Tokyo Fashion Week has literally been keeping me up from dawn to the
next dawn. Last night wailing into the wee hours of the morning on a
microphone in a karaoke bar may have scuppered any possibility of a
regular pattern in blogging this week so apologies to readers (and to
the people in the bar that had to hear me sing). If you've been taking a
peek at my Instagram, real time action pics and vids are proof that
Tokyo has once again been full to the brim with inspiration - at the
shows, on the streets, in the showrooms, in the shops and in other
places too that don't begin with an "S". Going to prolong the Tokyo
moments and stagger out posts but first up, a show that got a normally
conservative and reserved Japanese audience, gasping and cheering. Yes,
there was a real "Whoop!" in the room.
Kunihiko Morinaga of Anrealage
is hardly a new-NEW label having existed for just over a decade and
whilst feted in his own native Japan, his work isn't a known quantity
internationally yet. It deserves to be. Morinaga intrigues and incites
curiosity about his proportions and concept in a similar vein to the
Japanese greats like Rei Kawakubo who have come before him. Throws in a
measure of the surreal and highly accomplished technical prowess and
you have yourself someone who is more than ready to take on the mantle
of crashing the new wave of Japanese designers that are hitting Paris
such as Chitose Abe of Sacai.
"Size" was Anrealage's preoccupation this season. There's a theme
he's dabbled with before in his WideShortSlimLong A/W 10 collection.
This time though it was about enlarging and magnifying the humble
stripe and check. At least that's what we thought we were in for in the
opening passage of the show which consisted of well-executed stripe n'
check comboes, contrasting shrunken and oversized. That would have been
perfectly adequate all by itself. We noted the Porter bag
collaboration. We oohed at key pieces like the white biker jacket or a
sheer sailor's blouse with a deliberately fat school uniform tie.
Then the room darkened and out came three models in shapeless black
robes. They stood in the centre of the catwalk and slowly they rose up
into the air on a platform. Something else moved too. Their dresses
began to shrink subtly. The hemline would rise up the leg and in
strategic places on the dresses, the dress was pulled taut through
mechanised wires, controlled one suspects, by the model. "Sugoi!"
exclaimed Rei Shito of Style from Tokyo who was sitting next to me.
It's easy to overuse this common Japanese word, meaning "Amazing!" or
'Awesome" but this really was sugoi, in the truest sense of the word.
Hussein Chalayan S/S 07 collection, made in collaboration with
Phillips in groundbreaking fashion, immediately sprang to mind.
Morinaga would have been mindful of that. It's interesting that people
on social media called Anrealage a rip-off and yet, should we not
consider the idea of mechanised fashion spreading beyond the confines of
one singular designer, if we are to think of it as a concept that has
accessible and wearable legs. Nicolas Ghesquiere at Balenciaga and
Phoebe Philo at Celine's design language is apparentl acceptable to
rip-off (the number of instances every season seems to grow somehow...)

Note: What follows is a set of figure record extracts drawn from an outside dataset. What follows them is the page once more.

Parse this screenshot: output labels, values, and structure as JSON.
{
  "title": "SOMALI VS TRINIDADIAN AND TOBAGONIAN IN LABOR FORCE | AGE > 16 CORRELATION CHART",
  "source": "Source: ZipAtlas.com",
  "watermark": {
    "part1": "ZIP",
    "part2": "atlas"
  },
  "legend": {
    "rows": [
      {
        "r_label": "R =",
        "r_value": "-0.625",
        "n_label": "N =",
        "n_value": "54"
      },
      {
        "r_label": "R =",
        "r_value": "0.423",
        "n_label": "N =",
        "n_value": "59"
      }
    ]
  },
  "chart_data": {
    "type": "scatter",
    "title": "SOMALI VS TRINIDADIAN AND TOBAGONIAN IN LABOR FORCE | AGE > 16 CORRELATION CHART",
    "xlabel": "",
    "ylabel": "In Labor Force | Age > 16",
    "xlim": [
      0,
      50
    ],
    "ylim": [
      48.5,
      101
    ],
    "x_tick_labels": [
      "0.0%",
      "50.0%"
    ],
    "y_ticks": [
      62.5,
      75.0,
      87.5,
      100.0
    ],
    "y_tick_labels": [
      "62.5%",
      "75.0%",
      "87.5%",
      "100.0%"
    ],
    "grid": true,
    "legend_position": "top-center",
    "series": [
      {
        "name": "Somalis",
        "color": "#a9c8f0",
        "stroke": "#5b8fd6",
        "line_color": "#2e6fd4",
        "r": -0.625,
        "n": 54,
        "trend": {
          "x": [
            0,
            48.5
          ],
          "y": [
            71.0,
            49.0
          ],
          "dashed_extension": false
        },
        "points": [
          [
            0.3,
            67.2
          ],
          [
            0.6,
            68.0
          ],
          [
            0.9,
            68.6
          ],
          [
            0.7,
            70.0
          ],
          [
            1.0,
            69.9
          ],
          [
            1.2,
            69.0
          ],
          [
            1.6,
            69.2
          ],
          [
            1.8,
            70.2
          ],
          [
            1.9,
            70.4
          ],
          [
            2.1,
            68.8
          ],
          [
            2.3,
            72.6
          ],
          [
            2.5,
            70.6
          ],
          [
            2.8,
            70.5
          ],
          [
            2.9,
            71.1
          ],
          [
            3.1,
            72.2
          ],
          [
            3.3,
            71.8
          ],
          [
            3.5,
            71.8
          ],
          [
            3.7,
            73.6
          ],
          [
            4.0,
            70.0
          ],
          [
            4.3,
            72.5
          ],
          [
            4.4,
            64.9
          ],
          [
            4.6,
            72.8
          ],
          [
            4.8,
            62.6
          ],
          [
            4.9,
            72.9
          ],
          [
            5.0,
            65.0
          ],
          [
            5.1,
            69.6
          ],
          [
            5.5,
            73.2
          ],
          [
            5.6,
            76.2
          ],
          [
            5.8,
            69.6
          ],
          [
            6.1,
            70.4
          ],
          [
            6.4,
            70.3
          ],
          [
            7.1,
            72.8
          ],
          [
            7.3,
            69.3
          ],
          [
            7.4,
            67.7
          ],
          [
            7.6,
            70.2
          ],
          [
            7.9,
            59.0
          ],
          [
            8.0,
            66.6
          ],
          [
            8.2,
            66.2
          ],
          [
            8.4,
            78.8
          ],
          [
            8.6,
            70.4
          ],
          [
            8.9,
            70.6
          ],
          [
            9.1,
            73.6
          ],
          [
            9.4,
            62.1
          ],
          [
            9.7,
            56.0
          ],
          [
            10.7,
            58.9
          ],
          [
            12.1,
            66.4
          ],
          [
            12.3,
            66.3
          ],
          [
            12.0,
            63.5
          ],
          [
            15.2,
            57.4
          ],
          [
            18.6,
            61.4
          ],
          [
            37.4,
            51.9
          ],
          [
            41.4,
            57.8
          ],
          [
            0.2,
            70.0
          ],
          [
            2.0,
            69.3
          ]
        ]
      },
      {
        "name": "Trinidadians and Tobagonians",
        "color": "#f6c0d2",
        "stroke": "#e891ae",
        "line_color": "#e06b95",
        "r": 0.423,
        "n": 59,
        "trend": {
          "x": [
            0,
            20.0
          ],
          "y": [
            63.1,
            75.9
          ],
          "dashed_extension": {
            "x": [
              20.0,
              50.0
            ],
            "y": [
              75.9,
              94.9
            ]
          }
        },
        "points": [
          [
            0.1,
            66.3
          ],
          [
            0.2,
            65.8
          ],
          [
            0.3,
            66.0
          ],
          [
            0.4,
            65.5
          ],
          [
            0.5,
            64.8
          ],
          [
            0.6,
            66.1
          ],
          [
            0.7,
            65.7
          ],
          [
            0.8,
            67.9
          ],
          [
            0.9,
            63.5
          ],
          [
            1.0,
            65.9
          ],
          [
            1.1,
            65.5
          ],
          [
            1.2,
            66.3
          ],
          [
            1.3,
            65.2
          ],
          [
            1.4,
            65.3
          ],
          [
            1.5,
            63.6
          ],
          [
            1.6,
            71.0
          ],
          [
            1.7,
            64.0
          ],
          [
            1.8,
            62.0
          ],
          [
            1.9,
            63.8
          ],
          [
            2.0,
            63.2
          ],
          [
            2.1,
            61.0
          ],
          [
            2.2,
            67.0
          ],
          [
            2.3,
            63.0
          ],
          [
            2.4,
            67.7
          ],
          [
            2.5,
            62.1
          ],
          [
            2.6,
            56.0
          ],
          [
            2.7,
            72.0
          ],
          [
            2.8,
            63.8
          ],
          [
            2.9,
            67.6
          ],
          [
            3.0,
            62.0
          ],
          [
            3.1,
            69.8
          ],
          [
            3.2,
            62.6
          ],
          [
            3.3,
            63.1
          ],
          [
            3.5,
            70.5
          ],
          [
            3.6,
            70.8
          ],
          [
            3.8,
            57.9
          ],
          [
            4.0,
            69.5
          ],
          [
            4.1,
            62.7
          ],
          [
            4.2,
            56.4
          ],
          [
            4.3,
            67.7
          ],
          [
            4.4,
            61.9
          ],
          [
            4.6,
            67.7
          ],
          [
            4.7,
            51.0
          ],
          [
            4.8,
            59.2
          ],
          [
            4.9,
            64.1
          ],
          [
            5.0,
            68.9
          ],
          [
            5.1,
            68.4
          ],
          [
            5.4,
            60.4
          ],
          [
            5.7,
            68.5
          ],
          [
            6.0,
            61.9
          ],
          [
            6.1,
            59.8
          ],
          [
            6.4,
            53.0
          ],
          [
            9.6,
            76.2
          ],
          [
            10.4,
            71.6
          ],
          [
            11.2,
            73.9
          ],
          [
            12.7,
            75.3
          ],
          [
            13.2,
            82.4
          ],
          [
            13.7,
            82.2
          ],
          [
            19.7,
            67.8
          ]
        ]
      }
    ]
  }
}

but for some reason we can't tolerate the idea that garments in movement
can't be created by anyone by Chalayan. That just seems to defeat the
object of the proposition in the first place. Chalayan may well have
been the first to break that ground. It seems to me that it's high time
that someone else came along to propose morphing fashion as a real and
tangible garment.
The Anrealage show continued in this vein with more gasp-inducing
dresses - sometimes striped, sometimes plain - The would make their way
down in free-flowing long-ish fashion and then as the models stood
still, one by one, they would change before our very eyes, putting new
meaning into the up-and-down hemline trends of yesteryear. Watch the
videos and be a little transfixed by the slow and subtle changes. The
mechanics didn't feel robotic, angsty and tech-ridden. The garments
elegantly glided from one state to the other. The ruching and gathers
looked to appear out of nowhere as though magic animation dust had been
sprinkled on to the dresses. That it looked so seamless was down to
Morinaga's mode of construction. I'm not here next week for Anrealage's
"exhibition" (an open press day to resee the collection) and so I can't
probe Morinaga about his tech-whizz methods. It's not necessary to
know how exactly these garments came to be but rather, remember
that they have another function - to be worn. Fashion in motion just
got another step up towards, who knows what.